Très vite, l’enquête qui a débuté en septembre, s’oriente vers un système de dopage organisé. Les autorités élargissent leur champ d’investigation à l’entourage de Julie Coulaud. Les partenaires d’entrainement sélectionnable pour les Jeux de Pékin ? Elles figurent depuis longtemps dans le groupe cible de l’IAAF et sont de toute façon testées à plusieurs durant les six mois précédents les Jeux, et notamment le 29 mai, jour où Coulaud fut démasquée. Selon Le Parisien, « une autre sportive de haut niveau a été entendue mais mise hors de cause. » Il s'agirait de Christine Bardel, demi-fondeuse française, qui avait partagé la chambre de Julie Coulaud, lors du stage de l'équipe de France en mai à Font Romeu. La justice surveille également de près le compagnon de l’athlète, Mustapha Tantan. Ce dernier, ainsi qu’un ancien athlète Aïssa Dgoughi, a écopé, en 2005, de quatre mois de prison avec sursis par le tribunal correctionnel de Villefranche-sur-Saône, pour détention d’EPO et d’hormone de croissance, lors d’un contrôle routier. Dans un retentissant article paru en 2006 dans L’Equipe, Dgoughi a par la suite accusé Tantan, Coulaud et d’autres sportifs du demi-fond tricolore de se doper de manière systématique. Interrogée pour connaître son sentiment sur Tantan, Aurélie Coulaud, sœur de Julie et ancienne demi-fondeuse de haut niveau, a affirmé : « Je le connais, on le voit à Noël quand il vient en famille. Il n’a jamais manqué de respect envers mes parents. » Les sœurs Coulaud, originaires de Saint-Chamond dans le département de la Loire, ont longtemps été licencié au Coquelicot 42. Questionnée sur les raisons qui pourraient pousser une Française à se doper, l’ainée des Coulaud a répondu sans détours : « Les Russes. C’est des mobylettes. Sans cachets vous ne pouvez rien faire contre elles. » Sélectionnée pour les Mondiaux d’Osaka en 2007, Julie Coulaud a abandonné lors des séries.

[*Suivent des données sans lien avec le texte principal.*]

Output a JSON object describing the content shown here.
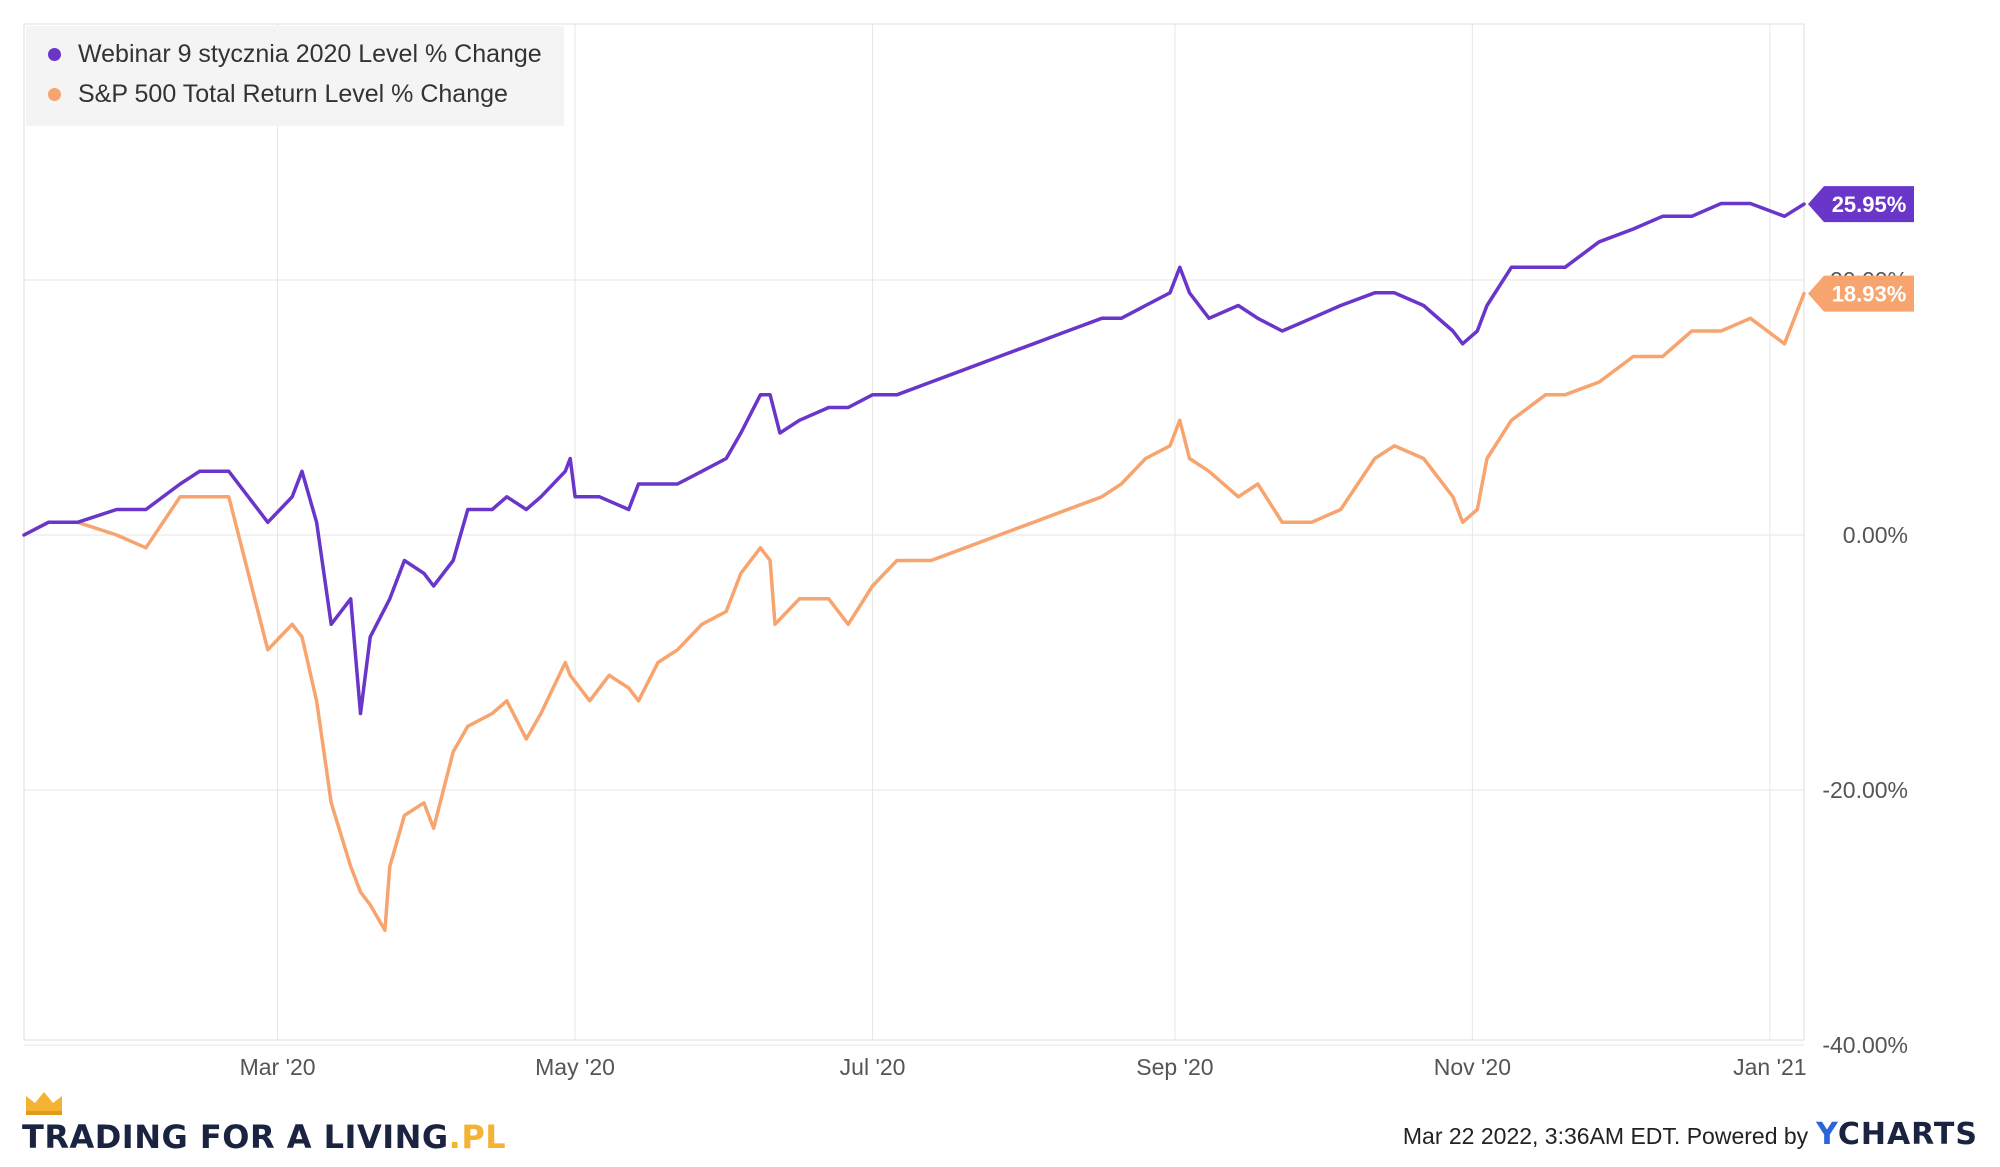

Julie Coulaud et Mustapha Tantan vivent à Cagnes-sur-Mer. L’athlète qui a recommencé à travailler après sa suspension a effectué un passage dans une boutique Zara de Nice. Si Coulaud refuse de s’exprimer, Tantan nous a déclaré que s’ « ils devaient s’exprimer, ce serait envers la justice et non la presse. » Effectivement.